I have a table with several million rows of data. I have a primary key on id, and a compound unique key on col2, col3, col4 and my_date. Sample data is shown here...
id col2 col3 col4 my_date
1 1 1 1 2020-01-03 02:00:00
2 1 2 1 2020-01-03 01:00:00
3 1 3 1 2020-01-03 03:00:00
4 2 1 1 2020-02-03 01:00:00
5 2 2 1 2020-02-03 02:00:00
6 2 3 1 2020-02-03 03:00:00
7 3 1 1 2020-03-03 03:00:00
8 3 2 1 2020-03-03 02:00:00
9 3 3 1 2020-03-03 01:00:00
I want to get the min and max dates, grouped by col2.
The rules are...
My idea was to get the min date from the first id and add 1 week to it. Then use this data as a range restricter to get the minimum date for each col2 group, and the opposite for the max dates.
I have created the following query...
SELECT t1.col2, t1.min_date, t2.max_date
FROM (
SELECT min(table.my_date) AS min_date, table.col2 AS col2
FROM table
JOIN (
SELECT table.id AS id, date_add(table.my_date, interval 7 day) AS min_date
FROM table
JOIN (
SELECT min(table.id) AS min_id
FROM table
WHERE table.col4 = 1
) AS t3
ON table.id = t3.min_id
) AS t3
ON table.my_date < t3.min_date
GROUP BY table.col2
) AS t1
JOIN (
SELECT max(table.my_date) AS max_date, table.col2 AS col2
FROM table
JOIN (
SELECT table.id AS id, date_sub(table.my_date, interval 7 day) AS max_date
FROM table
JOIN (
SELECT max(table.id) AS max_id
FROM table
WHERE table.col4 = 1
) AS t5
ON table.id = t5.max_id
) AS t4
ON table.my_date > t4.max_date
GROUP BY table.col2
) AS t2
ON t1.col2 = t2.col2
The query runs OK and returns the correct results. It is currently taking about 12 seconds to run.
Is there a better way to write this query to improve the performance/readability?
"I want to get the min and max dates, grouped by col2." -- Then simply have
INDEX(col2, my_date)
You currently have UNIQUE(col2, col3, col4, my_date)

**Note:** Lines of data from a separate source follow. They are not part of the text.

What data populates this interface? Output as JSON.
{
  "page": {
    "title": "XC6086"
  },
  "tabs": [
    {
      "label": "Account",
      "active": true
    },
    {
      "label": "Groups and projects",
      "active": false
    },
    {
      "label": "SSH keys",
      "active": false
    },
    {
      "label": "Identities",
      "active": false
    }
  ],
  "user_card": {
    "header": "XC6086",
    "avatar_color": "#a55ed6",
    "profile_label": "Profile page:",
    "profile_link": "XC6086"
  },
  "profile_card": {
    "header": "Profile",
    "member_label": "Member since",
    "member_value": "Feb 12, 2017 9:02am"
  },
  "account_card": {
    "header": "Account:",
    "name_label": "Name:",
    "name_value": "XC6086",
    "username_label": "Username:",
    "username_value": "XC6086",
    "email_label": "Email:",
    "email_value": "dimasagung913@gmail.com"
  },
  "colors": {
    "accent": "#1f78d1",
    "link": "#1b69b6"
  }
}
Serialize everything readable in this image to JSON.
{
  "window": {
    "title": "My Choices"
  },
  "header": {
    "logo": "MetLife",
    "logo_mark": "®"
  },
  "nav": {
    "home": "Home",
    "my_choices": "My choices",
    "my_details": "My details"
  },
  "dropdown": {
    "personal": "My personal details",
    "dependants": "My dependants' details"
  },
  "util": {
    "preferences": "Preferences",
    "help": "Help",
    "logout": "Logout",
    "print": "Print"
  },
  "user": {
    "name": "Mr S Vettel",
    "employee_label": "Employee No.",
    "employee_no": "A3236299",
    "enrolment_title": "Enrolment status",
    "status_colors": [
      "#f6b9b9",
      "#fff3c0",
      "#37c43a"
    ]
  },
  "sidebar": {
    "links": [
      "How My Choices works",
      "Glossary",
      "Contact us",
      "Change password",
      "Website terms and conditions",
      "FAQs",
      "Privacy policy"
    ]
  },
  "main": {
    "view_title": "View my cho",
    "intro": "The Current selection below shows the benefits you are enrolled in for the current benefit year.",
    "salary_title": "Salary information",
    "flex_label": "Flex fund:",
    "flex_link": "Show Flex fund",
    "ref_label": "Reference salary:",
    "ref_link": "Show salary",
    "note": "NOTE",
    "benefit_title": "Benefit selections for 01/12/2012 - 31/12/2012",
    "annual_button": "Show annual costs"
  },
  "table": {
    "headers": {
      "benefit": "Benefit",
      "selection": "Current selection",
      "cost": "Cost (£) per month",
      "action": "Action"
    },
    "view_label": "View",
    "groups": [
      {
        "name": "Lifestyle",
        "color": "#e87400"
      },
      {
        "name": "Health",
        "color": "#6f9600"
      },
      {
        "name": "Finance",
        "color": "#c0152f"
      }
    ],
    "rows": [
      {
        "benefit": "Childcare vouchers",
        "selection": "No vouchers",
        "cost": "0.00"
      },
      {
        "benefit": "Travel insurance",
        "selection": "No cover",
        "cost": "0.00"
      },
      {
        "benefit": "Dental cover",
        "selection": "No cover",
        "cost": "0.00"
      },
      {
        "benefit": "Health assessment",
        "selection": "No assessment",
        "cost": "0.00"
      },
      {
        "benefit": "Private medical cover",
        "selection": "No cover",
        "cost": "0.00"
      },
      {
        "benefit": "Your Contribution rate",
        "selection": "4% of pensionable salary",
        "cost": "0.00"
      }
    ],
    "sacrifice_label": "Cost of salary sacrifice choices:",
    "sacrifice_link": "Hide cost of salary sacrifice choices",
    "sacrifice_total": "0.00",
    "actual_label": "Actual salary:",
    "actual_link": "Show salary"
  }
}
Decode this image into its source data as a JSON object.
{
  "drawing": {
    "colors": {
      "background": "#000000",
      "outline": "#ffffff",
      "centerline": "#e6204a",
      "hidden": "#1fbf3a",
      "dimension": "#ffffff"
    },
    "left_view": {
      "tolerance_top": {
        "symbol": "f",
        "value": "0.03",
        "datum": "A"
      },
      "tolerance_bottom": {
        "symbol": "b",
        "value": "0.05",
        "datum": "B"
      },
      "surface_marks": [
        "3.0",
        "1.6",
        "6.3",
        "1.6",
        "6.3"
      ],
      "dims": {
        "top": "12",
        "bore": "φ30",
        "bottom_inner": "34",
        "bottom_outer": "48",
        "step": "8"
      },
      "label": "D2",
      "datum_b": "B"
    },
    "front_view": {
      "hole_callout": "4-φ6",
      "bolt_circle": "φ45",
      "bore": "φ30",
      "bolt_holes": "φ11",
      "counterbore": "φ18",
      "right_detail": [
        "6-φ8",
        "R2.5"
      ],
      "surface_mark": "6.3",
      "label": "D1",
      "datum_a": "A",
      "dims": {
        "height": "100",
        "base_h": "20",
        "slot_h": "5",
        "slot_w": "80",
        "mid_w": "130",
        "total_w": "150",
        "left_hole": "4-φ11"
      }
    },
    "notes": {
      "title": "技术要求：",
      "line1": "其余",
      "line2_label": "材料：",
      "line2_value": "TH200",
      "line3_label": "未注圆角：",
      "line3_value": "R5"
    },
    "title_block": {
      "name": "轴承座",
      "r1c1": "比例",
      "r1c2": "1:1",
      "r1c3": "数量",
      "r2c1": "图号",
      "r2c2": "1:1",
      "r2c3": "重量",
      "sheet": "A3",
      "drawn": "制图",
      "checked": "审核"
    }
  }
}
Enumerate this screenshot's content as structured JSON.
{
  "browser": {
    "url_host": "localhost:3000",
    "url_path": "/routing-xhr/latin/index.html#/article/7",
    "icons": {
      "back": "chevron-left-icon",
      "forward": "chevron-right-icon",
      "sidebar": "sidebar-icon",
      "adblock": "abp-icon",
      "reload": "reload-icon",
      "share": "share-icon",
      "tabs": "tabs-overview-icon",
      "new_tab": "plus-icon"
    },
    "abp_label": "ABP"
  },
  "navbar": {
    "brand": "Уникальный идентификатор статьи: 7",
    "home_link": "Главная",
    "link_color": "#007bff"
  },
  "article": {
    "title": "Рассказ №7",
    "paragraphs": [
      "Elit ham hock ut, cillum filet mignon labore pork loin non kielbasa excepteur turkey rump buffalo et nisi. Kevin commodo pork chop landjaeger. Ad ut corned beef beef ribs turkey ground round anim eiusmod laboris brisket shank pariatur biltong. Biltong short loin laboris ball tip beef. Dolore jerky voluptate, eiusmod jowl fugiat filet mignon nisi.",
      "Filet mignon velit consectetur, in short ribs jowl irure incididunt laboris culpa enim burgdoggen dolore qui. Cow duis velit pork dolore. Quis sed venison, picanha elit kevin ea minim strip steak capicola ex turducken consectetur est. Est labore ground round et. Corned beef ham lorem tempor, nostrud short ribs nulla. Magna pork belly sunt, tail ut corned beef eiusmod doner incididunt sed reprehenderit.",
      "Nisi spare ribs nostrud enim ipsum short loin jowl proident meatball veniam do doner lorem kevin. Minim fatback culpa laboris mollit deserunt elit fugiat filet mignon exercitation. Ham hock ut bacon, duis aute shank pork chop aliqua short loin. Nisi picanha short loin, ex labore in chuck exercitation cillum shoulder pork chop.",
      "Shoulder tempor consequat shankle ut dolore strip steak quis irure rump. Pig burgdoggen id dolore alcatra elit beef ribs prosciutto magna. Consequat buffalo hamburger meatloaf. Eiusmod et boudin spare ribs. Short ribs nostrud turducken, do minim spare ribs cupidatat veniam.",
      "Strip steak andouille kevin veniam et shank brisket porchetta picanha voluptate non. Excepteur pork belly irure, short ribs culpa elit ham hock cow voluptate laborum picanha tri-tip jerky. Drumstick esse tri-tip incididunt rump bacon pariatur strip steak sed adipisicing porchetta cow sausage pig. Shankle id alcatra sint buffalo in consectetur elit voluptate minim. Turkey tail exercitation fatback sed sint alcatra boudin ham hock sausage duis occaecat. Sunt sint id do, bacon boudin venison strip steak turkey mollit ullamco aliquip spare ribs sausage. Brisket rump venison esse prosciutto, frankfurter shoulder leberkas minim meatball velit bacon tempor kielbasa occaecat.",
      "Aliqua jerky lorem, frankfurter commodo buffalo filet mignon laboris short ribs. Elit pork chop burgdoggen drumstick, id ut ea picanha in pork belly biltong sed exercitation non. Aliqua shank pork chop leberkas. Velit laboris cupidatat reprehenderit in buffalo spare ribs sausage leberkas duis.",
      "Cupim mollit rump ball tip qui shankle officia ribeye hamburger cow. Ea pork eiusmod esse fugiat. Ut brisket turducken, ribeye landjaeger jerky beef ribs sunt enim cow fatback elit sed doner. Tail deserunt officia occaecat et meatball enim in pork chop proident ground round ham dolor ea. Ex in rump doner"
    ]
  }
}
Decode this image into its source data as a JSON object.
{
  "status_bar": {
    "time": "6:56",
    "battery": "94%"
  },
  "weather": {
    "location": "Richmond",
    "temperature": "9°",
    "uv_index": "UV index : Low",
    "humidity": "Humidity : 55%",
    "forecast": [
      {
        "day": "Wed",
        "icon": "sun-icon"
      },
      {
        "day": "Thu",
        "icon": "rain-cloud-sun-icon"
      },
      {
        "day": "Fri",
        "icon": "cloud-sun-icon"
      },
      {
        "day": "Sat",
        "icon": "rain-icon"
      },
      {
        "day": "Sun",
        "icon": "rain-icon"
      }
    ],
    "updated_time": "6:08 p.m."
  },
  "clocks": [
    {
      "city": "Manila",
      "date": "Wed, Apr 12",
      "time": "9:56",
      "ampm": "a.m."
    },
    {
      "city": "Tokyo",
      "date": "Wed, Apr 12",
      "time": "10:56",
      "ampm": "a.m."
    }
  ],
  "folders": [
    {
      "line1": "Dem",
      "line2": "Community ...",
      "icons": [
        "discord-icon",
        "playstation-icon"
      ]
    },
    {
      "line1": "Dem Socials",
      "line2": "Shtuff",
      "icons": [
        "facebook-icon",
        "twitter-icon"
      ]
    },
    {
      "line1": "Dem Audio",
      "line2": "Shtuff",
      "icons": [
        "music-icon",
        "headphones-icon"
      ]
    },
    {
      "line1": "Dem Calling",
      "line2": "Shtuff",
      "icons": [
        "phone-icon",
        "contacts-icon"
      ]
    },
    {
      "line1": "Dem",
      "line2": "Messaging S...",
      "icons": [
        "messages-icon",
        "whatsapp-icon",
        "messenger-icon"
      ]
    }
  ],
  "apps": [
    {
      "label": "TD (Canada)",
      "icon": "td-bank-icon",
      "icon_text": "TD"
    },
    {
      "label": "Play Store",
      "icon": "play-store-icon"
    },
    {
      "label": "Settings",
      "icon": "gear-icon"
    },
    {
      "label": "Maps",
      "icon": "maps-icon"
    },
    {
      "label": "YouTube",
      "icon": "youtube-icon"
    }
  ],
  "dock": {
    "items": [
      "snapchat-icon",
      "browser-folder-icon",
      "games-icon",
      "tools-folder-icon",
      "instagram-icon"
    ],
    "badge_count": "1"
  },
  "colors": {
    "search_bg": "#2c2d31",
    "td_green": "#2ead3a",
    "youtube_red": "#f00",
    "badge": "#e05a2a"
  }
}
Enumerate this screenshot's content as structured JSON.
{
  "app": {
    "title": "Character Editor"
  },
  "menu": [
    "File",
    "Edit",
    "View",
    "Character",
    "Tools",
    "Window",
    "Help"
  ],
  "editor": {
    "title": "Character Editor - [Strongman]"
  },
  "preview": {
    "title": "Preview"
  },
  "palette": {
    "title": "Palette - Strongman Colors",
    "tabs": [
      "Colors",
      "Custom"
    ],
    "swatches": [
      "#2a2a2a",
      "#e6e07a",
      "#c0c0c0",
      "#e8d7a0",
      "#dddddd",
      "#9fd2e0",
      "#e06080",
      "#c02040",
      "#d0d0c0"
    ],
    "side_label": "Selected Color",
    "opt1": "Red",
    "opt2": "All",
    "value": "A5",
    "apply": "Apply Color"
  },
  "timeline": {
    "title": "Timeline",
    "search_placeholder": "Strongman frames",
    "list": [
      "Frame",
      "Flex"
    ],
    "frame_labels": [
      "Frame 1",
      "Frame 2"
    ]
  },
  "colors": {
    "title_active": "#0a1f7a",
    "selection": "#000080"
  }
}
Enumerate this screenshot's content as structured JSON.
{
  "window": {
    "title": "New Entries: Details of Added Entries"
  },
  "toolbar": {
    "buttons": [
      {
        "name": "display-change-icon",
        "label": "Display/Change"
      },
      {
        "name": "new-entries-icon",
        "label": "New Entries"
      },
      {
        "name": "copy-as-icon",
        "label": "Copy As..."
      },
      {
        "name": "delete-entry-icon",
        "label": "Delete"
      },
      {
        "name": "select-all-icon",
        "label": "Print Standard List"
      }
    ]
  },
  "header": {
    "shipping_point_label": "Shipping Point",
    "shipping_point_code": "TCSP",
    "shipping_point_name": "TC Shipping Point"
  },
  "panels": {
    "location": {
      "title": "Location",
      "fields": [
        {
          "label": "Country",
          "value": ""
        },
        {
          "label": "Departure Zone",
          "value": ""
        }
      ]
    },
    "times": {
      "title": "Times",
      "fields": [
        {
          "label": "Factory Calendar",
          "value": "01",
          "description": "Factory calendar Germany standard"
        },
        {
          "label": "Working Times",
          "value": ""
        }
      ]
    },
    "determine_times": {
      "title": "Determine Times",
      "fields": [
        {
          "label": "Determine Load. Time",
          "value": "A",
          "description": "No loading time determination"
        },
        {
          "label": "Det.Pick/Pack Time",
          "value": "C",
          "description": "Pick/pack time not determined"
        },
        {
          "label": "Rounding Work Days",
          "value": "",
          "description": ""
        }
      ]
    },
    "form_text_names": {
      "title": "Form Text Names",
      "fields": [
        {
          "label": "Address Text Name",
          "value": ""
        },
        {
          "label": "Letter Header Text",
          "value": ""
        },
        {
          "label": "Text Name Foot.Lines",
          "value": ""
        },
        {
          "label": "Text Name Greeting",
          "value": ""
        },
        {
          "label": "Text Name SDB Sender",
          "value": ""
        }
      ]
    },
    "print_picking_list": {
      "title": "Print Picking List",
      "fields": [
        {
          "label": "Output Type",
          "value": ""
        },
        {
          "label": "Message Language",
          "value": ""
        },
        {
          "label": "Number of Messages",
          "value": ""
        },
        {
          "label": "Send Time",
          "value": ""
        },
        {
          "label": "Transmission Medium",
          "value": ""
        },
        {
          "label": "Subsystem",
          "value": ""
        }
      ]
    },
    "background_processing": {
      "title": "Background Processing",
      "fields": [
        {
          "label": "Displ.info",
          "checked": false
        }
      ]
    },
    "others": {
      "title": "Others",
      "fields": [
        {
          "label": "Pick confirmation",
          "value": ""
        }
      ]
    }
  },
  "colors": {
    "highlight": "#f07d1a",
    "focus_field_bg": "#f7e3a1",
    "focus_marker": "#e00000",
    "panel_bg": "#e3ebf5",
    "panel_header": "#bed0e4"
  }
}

, correct? If you are willing to shuffle that, you won't need my extra index: UNIQUE(col2, my_date, col3, col4)
.
Then, this is quite efficient:
SELECT col2, MIN(my_date), MAX(my_date)
FROM table
GROUP BY col2;
EXPLAIN SELECT ...
will show that the index is "covering" by saying "Using index".